Eyyübi ordusu savaşa hızlı başladı. Müslüman askerler ölümü hiçe sayarak canla başla savaşıyorlardı. Haçlı ordusu çepe çevre kuşatılmış bir duruma getirilmişti. Sonlarının geldiğini anlamışlardı. Önlerinde üç yol vardı, ya teslim olacaklar, ya kaçacaklar, veya öleceklerdi. Savaşın Daha önce Haçlı ordusunun yenilgisi ile sonuçlanacağını öngören Trablus kontu Raymond Selahaddin'in verdiği izinle, Takiyddin Ömer'in bulunduğu cephede, bir grup askerle savaş alanından ayrıldı, daha doğrusu kaçmak zorunda kaldı. Zira Kral Guy'un bu yanlış savaş kararına ortak olmak istememiştir. Raymomd savaşta ve barış kurallana uyan, aşırı gitmeyen bir kişilik olduğu anlaşılıyor.

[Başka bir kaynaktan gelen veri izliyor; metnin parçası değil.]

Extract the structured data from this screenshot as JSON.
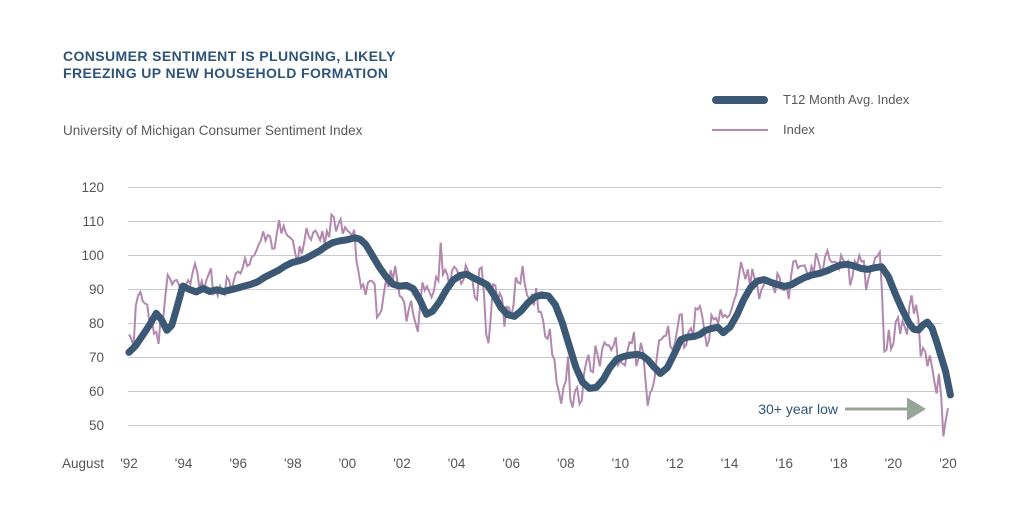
{
  "header": {
    "title_lines": [
      "Consumer sentiment is plunging, likely",
      "freezing up new household formation"
    ],
    "title_color": "#2e5478",
    "subtitle": "University of Michigan Consumer Sentiment Index"
  },
  "legend": [
    {
      "label": "T12 Month Avg. Index",
      "color": "#3b5875",
      "thickness": 8
    },
    {
      "label": "Index",
      "color": "#b288ae",
      "thickness": 2
    }
  ],
  "annotation": {
    "label": "30+ year low",
    "text_color": "#2e5478",
    "arrow_color": "#96a596"
  },
  "axis": {
    "x_month_label": "August",
    "x_ticks": [
      "'92",
      "'94",
      "'96",
      "'98",
      "'00",
      "'02",
      "'04",
      "'06",
      "'08",
      "'10",
      "'12",
      "'14",
      "'16",
      "'18",
      "'20",
      "'20"
    ],
    "y_ticks": [
      120,
      110,
      100,
      90,
      80,
      70,
      60,
      50
    ],
    "grid_color": "#c7cad3",
    "text_color": "#55565a"
  },
  "chart_data": {
    "type": "line",
    "title": "University of Michigan Consumer Sentiment Index",
    "x_start": 1992.583,
    "x_tick_interval_years": 2,
    "ylim": [
      50,
      120
    ],
    "grid": true,
    "legend_position": "top-right",
    "series": [
      {
        "name": "T12 Month Avg. Index",
        "color": "#3b5875",
        "width": 7,
        "points": [
          [
            1992.58,
            71.5
          ],
          [
            1992.83,
            73.5
          ],
          [
            1993.08,
            76.5
          ],
          [
            1993.33,
            79.5
          ],
          [
            1993.58,
            83.0
          ],
          [
            1993.78,
            81.0
          ],
          [
            1993.97,
            78.0
          ],
          [
            1994.15,
            79.5
          ],
          [
            1994.35,
            85.0
          ],
          [
            1994.55,
            91.0
          ],
          [
            1994.8,
            90.0
          ],
          [
            1995.05,
            89.3
          ],
          [
            1995.3,
            90.3
          ],
          [
            1995.55,
            89.4
          ],
          [
            1995.8,
            89.9
          ],
          [
            1996.05,
            89.4
          ],
          [
            1996.3,
            89.9
          ],
          [
            1996.55,
            90.4
          ],
          [
            1996.8,
            91.0
          ],
          [
            1997.05,
            91.5
          ],
          [
            1997.3,
            92.3
          ],
          [
            1997.55,
            93.6
          ],
          [
            1997.8,
            94.6
          ],
          [
            1998.05,
            95.6
          ],
          [
            1998.3,
            96.9
          ],
          [
            1998.55,
            97.9
          ],
          [
            1998.8,
            98.4
          ],
          [
            1999.05,
            99.1
          ],
          [
            1999.3,
            100.2
          ],
          [
            1999.55,
            101.3
          ],
          [
            1999.8,
            102.7
          ],
          [
            2000.05,
            103.8
          ],
          [
            2000.3,
            104.3
          ],
          [
            2000.55,
            104.6
          ],
          [
            2000.86,
            105.2
          ],
          [
            2001.05,
            104.8
          ],
          [
            2001.25,
            103.3
          ],
          [
            2001.5,
            100.0
          ],
          [
            2001.75,
            96.6
          ],
          [
            2002.0,
            93.8
          ],
          [
            2002.25,
            91.6
          ],
          [
            2002.5,
            91.0
          ],
          [
            2002.75,
            91.2
          ],
          [
            2003.0,
            90.2
          ],
          [
            2003.25,
            86.8
          ],
          [
            2003.48,
            82.7
          ],
          [
            2003.7,
            83.6
          ],
          [
            2003.95,
            86.3
          ],
          [
            2004.2,
            89.8
          ],
          [
            2004.45,
            92.7
          ],
          [
            2004.7,
            94.1
          ],
          [
            2004.95,
            94.5
          ],
          [
            2005.2,
            93.4
          ],
          [
            2005.45,
            92.4
          ],
          [
            2005.7,
            91.4
          ],
          [
            2005.95,
            88.4
          ],
          [
            2006.2,
            84.8
          ],
          [
            2006.45,
            82.6
          ],
          [
            2006.7,
            82.1
          ],
          [
            2006.95,
            83.7
          ],
          [
            2007.2,
            86.1
          ],
          [
            2007.45,
            87.8
          ],
          [
            2007.7,
            88.4
          ],
          [
            2007.95,
            88.1
          ],
          [
            2008.2,
            85.5
          ],
          [
            2008.45,
            80.3
          ],
          [
            2008.7,
            73.7
          ],
          [
            2008.95,
            67.2
          ],
          [
            2009.2,
            62.7
          ],
          [
            2009.45,
            60.9
          ],
          [
            2009.7,
            61.2
          ],
          [
            2009.95,
            63.5
          ],
          [
            2010.2,
            67.0
          ],
          [
            2010.45,
            69.5
          ],
          [
            2010.7,
            70.3
          ],
          [
            2010.95,
            70.7
          ],
          [
            2011.2,
            70.9
          ],
          [
            2011.4,
            70.5
          ],
          [
            2011.6,
            69.2
          ],
          [
            2011.8,
            67.3
          ],
          [
            2012.05,
            65.3
          ],
          [
            2012.3,
            67.0
          ],
          [
            2012.55,
            71.0
          ],
          [
            2012.8,
            75.3
          ],
          [
            2013.05,
            76.0
          ],
          [
            2013.3,
            76.2
          ],
          [
            2013.5,
            76.8
          ],
          [
            2013.7,
            78.0
          ],
          [
            2013.95,
            78.6
          ],
          [
            2014.15,
            78.9
          ],
          [
            2014.35,
            77.3
          ],
          [
            2014.6,
            79.0
          ],
          [
            2014.85,
            82.5
          ],
          [
            2015.1,
            87.0
          ],
          [
            2015.35,
            90.5
          ],
          [
            2015.6,
            92.5
          ],
          [
            2015.85,
            92.9
          ],
          [
            2016.1,
            92.1
          ],
          [
            2016.35,
            91.4
          ],
          [
            2016.6,
            90.9
          ],
          [
            2016.85,
            91.4
          ],
          [
            2017.1,
            92.6
          ],
          [
            2017.35,
            93.6
          ],
          [
            2017.6,
            94.3
          ],
          [
            2017.9,
            94.8
          ],
          [
            2018.15,
            95.5
          ],
          [
            2018.4,
            96.4
          ],
          [
            2018.65,
            97.2
          ],
          [
            2018.9,
            97.4
          ],
          [
            2019.15,
            96.9
          ],
          [
            2019.4,
            96.2
          ],
          [
            2019.65,
            95.9
          ],
          [
            2019.9,
            96.4
          ],
          [
            2020.15,
            96.7
          ],
          [
            2020.4,
            93.8
          ],
          [
            2020.65,
            88.8
          ],
          [
            2020.9,
            84.2
          ],
          [
            2021.15,
            80.2
          ],
          [
            2021.33,
            78.3
          ],
          [
            2021.5,
            78.1
          ],
          [
            2021.67,
            79.6
          ],
          [
            2021.83,
            80.4
          ],
          [
            2022.0,
            78.6
          ],
          [
            2022.17,
            74.6
          ],
          [
            2022.33,
            70.3
          ],
          [
            2022.5,
            65.8
          ],
          [
            2022.67,
            59.0
          ]
        ]
      },
      {
        "name": "Index",
        "color": "#b288ae",
        "width": 2,
        "start_label": "August 1992, monthly",
        "monthly_values": [
          76.8,
          75.5,
          73.3,
          85.3,
          88.2,
          89.3,
          86.6,
          85.9,
          85.6,
          80.3,
          81.5,
          77.0,
          77.5,
          74.0,
          82.7,
          81.2,
          88.2,
          94.3,
          93.2,
          91.5,
          92.6,
          92.8,
          91.2,
          89.0,
          91.7,
          91.5,
          92.7,
          91.6,
          95.1,
          97.6,
          95.1,
          90.3,
          92.5,
          89.8,
          92.7,
          94.4,
          96.2,
          88.9,
          90.2,
          88.2,
          91.0,
          89.3,
          88.5,
          93.7,
          92.7,
          89.4,
          92.4,
          94.7,
          95.3,
          94.7,
          96.5,
          99.2,
          96.9,
          97.4,
          99.7,
          100.0,
          101.4,
          103.2,
          104.5,
          107.1,
          104.4,
          106.0,
          105.6,
          102.0,
          102.1,
          106.6,
          110.4,
          106.5,
          108.7,
          106.5,
          105.6,
          105.2,
          104.4,
          100.9,
          97.4,
          102.7,
          100.5,
          103.9,
          108.1,
          105.7,
          104.6,
          106.8,
          107.3,
          106.0,
          104.5,
          107.2,
          103.2,
          107.2,
          105.4,
          112.0,
          111.3,
          107.1,
          109.2,
          110.7,
          106.4,
          108.3,
          107.3,
          106.8,
          105.8,
          107.6,
          98.4,
          94.7,
          90.6,
          91.5,
          88.4,
          92.0,
          92.6,
          92.4,
          91.5,
          81.8,
          82.7,
          83.9,
          88.8,
          93.0,
          90.7,
          95.7,
          93.0,
          96.9,
          92.4,
          88.1,
          87.6,
          86.1,
          80.6,
          84.2,
          86.7,
          82.4,
          79.9,
          77.6,
          86.0,
          92.1,
          89.7,
          90.9,
          89.3,
          87.7,
          89.6,
          93.7,
          92.6,
          103.8,
          94.4,
          95.8,
          94.2,
          90.2,
          95.6,
          96.7,
          95.9,
          94.2,
          91.7,
          92.8,
          97.1,
          95.5,
          94.1,
          92.6,
          87.7,
          86.9,
          96.0,
          96.5,
          89.1,
          76.9,
          74.2,
          81.6,
          91.5,
          91.2,
          86.7,
          88.9,
          87.4,
          79.1,
          84.9,
          84.7,
          82.0,
          85.4,
          93.6,
          92.1,
          91.7,
          96.9,
          91.3,
          88.4,
          87.1,
          88.3,
          85.3,
          90.4,
          83.4,
          83.4,
          80.9,
          76.1,
          75.5,
          78.4,
          70.8,
          69.5,
          62.6,
          59.8,
          56.4,
          61.2,
          63.0,
          70.3,
          57.6,
          55.3,
          60.1,
          61.2,
          56.3,
          57.3,
          65.1,
          68.7,
          70.8,
          66.0,
          65.7,
          73.5,
          70.6,
          67.4,
          72.5,
          74.4,
          73.6,
          73.6,
          72.2,
          73.6,
          76.0,
          67.8,
          68.9,
          68.2,
          67.7,
          71.6,
          74.5,
          74.2,
          77.5,
          67.5,
          69.8,
          74.3,
          71.5,
          63.7,
          55.8,
          59.5,
          60.8,
          63.7,
          69.9,
          75.0,
          75.3,
          76.2,
          76.4,
          79.3,
          73.2,
          72.3,
          74.3,
          78.3,
          82.6,
          82.7,
          72.9,
          73.8,
          77.6,
          78.6,
          76.4,
          84.5,
          84.1,
          85.1,
          82.1,
          77.5,
          73.2,
          75.1,
          82.5,
          81.2,
          81.6,
          80.0,
          84.1,
          81.9,
          82.5,
          81.8,
          82.5,
          84.6,
          86.9,
          88.8,
          93.6,
          98.1,
          95.4,
          93.0,
          95.9,
          90.7,
          96.1,
          93.1,
          91.9,
          87.2,
          90.0,
          91.3,
          92.6,
          92.0,
          91.7,
          91.0,
          89.0,
          94.7,
          93.5,
          90.0,
          89.8,
          91.2,
          87.2,
          93.8,
          98.2,
          98.5,
          96.3,
          96.9,
          97.0,
          97.1,
          95.0,
          93.4,
          96.8,
          95.1,
          100.7,
          98.5,
          95.9,
          95.7,
          99.7,
          101.4,
          98.8,
          98.0,
          98.2,
          97.9,
          96.2,
          100.1,
          98.6,
          97.5,
          98.3,
          91.2,
          93.8,
          98.4,
          97.2,
          100.0,
          98.2,
          98.4,
          89.8,
          93.2,
          95.5,
          96.8,
          99.3,
          99.8,
          101.0,
          89.1,
          71.8,
          72.3,
          78.1,
          72.5,
          74.1,
          80.4,
          81.8,
          76.9,
          80.7,
          79.0,
          76.8,
          84.9,
          88.3,
          82.9,
          85.5,
          81.2,
          70.3,
          72.8,
          71.7,
          67.4,
          70.6,
          67.2,
          62.8,
          59.4,
          65.2,
          58.4,
          46.8,
          51.5,
          55.1
        ]
      }
    ]
  }
}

Selahaddin bu taktik atağıyla, Haçlıları tamamen bir moral bozukluğuna, umutsuzluğa sevk etmiş oldu. Raymond'un kaçtığını gören Haçlı askerlerinin önemli bir bölümü silahlarını atarak teslim oldular. Teslim olmayan Haçlılar dağın tepesine doğru kaçmaya başladılar. Orda çadır kurmaya çalıştılar başaramadılar. Savaş sahasına gelen sivil müslümanlar çevrede buluna kurumuş otları yakarak rüzgarın tepeye doğru esmesiyle Haçlı ordusu toz duman altında kaldılar. Zaten yazın ortası hava çok sıcak, bir de yangının sıcağı ve dumanı Haçlı ordusunu dayanamaz duruma getirdi. Anlaşılan Haçlıların öneml ibir bölümü savaş alanından kaçmıştır. Tepede Ancak Kral'a bir çadır kurabilmişlerdi.
SELAHADDİN BAZEN ÖZEL SAVAŞ YÖNTEMLERİNİ KULLANIYORDU
Sultan Selahaddin Kudüs'ün yolunu açan zaferle biten Hıttin savaşında savaş dışında siyaset ve diplomasiyi baştan sonuna kadar kullanmıştır. Örneğin Haçlıları Hıttin dağı tepesinde kuşattığı zaman onlar için çok önemli moral değeri olan Haç'ı ele geçirmek için çabaladı. Nihayet uzun bir mücadeleden sonra Haç'ı Haçlıların elinden aldı. Bu durum Haçlı ordusunu moral ve psikolojik olarak çökertti. Haç ele geçirilince kaçmaya başladılar. Müslümanlar böylece bazılarını öldürüyor, bazılarını esir alıyordu. Daha doğrusu direnenler öldürülüyor. teslim olanlara dokunulmuyordu.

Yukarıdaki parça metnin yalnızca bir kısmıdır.